Mutlakiyetçi siyasal sistemlerde iktidara ilişkin temel bir
kabul vardır; ‘kral yanılmaz.’
Son derece makul bir şekilde, ‘kral da nihayetinde fani bir varlıktır,
neden yanılmasın ki’ denebilir ama biraz tarihsel, biraz da toplumsal akılla
düşünüldüğünde bunun mutlakiyetçiliğin yanlışlanması anlamına geleceği görülür.

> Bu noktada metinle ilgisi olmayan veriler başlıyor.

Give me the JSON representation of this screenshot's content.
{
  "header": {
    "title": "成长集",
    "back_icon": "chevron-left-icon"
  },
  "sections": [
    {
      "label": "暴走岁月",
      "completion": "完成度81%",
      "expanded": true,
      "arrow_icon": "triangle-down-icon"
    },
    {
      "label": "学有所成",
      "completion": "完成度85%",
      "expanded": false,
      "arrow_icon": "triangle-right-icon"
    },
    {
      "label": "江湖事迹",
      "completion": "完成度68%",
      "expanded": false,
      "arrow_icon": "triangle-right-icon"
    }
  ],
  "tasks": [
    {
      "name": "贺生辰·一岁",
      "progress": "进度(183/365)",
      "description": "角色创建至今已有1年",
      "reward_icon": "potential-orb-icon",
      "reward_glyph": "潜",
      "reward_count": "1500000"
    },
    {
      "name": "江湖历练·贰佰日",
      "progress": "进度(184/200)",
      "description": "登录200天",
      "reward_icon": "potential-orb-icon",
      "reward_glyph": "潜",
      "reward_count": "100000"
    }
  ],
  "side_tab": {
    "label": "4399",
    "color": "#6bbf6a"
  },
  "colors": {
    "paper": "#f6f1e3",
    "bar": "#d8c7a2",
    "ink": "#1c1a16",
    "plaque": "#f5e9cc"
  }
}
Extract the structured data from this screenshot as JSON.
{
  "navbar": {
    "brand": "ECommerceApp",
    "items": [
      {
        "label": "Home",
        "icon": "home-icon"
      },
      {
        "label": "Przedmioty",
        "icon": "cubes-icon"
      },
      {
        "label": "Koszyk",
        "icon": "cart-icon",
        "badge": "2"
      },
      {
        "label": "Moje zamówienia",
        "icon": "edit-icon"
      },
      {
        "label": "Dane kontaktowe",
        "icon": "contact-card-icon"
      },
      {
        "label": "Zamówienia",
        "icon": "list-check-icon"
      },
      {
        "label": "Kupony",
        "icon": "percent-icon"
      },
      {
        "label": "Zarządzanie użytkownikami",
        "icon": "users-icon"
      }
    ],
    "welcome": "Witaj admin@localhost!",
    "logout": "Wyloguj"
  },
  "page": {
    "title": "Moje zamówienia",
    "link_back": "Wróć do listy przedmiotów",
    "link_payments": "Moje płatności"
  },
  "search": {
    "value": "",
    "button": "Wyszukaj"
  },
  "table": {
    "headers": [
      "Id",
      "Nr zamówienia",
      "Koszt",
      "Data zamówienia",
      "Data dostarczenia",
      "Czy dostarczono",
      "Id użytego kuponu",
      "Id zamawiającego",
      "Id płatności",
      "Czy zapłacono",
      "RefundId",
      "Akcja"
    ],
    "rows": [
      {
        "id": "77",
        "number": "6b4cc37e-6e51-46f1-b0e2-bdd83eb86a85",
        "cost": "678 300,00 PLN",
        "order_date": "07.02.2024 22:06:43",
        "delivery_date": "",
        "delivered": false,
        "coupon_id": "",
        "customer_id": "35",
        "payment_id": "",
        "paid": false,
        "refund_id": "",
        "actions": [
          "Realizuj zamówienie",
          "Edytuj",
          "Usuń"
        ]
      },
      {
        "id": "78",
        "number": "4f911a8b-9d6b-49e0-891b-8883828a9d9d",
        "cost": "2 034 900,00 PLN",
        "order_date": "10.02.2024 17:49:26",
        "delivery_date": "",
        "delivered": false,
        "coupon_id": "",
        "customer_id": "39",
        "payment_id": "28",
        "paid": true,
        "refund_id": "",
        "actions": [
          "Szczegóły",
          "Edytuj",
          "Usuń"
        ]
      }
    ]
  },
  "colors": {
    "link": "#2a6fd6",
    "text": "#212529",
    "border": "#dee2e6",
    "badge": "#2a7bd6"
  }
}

İlahi ya da dünyevi referanslarla anılsın, bir başka ifade
ile kaynağı ister Tanrı’ya isterse töreye yorulsun, kralın otoritesi mutlaktır.
Kralın
yanılabileceğinin kabulü, kullandığı otoritenin sorgulanmasını beraberinde
getirir.
Ki bu da iktidarı göreli bir niteliğe büründürür ve başka
aktörleri alana davet eder.
Maazallah, bir bakarsınız ki sorgulama, cumhuriyete,
demokrasiye, dahası bunların toplumcu tezahürlerine varmış!
***
Hep şöyle düşünürüm; bir özgüven gösterisi her şeyden önce
özü merkeze almalıdır.
Özü olmayan her güven gösterisi kişinin ya da bir topluluğun
komplekslerinin dışa vurumu niteliğindedir.
Her rasyonel eleştiri de her şeyden önce kişinin kendi özünü
merkeze almasını gerektirir, yani özeleştiriyi!
Yolu kişinin kendisinden geçmeyen her eleştiri dayanaksız
kalır.
Bu anlamda özeleştirisi, teksifi, özrü, telafisi olmayan
kişinin çok sayrılı bir benliği vardır.
***
‘Kendini bil’ der kutsal özdeyiş!
Kendi varlığını, potansiyelini bil ve tanıdan öte, yapıp
ettiklerinin başkaları nazarında ki anlamı ve değeri konusunda farkındalık taşı
demektir bu!
İnsan fani bir varlıktır.
Yaşamını, tarihsel olarak belirlenmiş bir zamanda ve çok yönlü
değişkenlerle sınırlanmış bir mekânda, el yordamı ile sürdürür.
Bazen isteyerek bazense istemeyerek, yaşam süreci içinde hatalar yapar, hafif ya da ağır
ihlallerde bulunur, başkalarını mağdur eder.
Neyse ki zaman verilidir ve niyet eden kişiye hatalarını
düzeltme, değilse özür dileme, ihlalin yükünü omuzlama, Nietzsche’nin, ‘böyle
idiyi böyle istedim kılma’ dediği telafi mekanizmalarını işletme, bunun için
sistematik olarak doğru pratiklere yönelme şansı verir.
Ne’liğinin farkına varma niyeti, ki bu güç gerektirir,
taşımayan kişi ise, başkaları için bir sancıya dönüşür.
Astsa konumu, yaşamın akışına kendini dayatır ve sayrılığının
cezasını başkalarına keser.
Üstse konumu, muktedirler katına yükselir, güç ve iktidar ilişkilerinin
merkezine yerleşmeye çalışır, toplumsal olarak en eleştirel gibi görünen
zeminlerde devinse bile; ‘kral öldü, yaşasın kral’dan öteye erişmez menzili!
Öyle ya da böyle, özüne yönelik güçlü ve rasyonel bir
eleştiri geliştiremeyen kişi, yanılmazlığı öncül olarak benimse(n)miş bir
kraldır ve bu niteliği ile toplumun dinmeyen sancısıdır.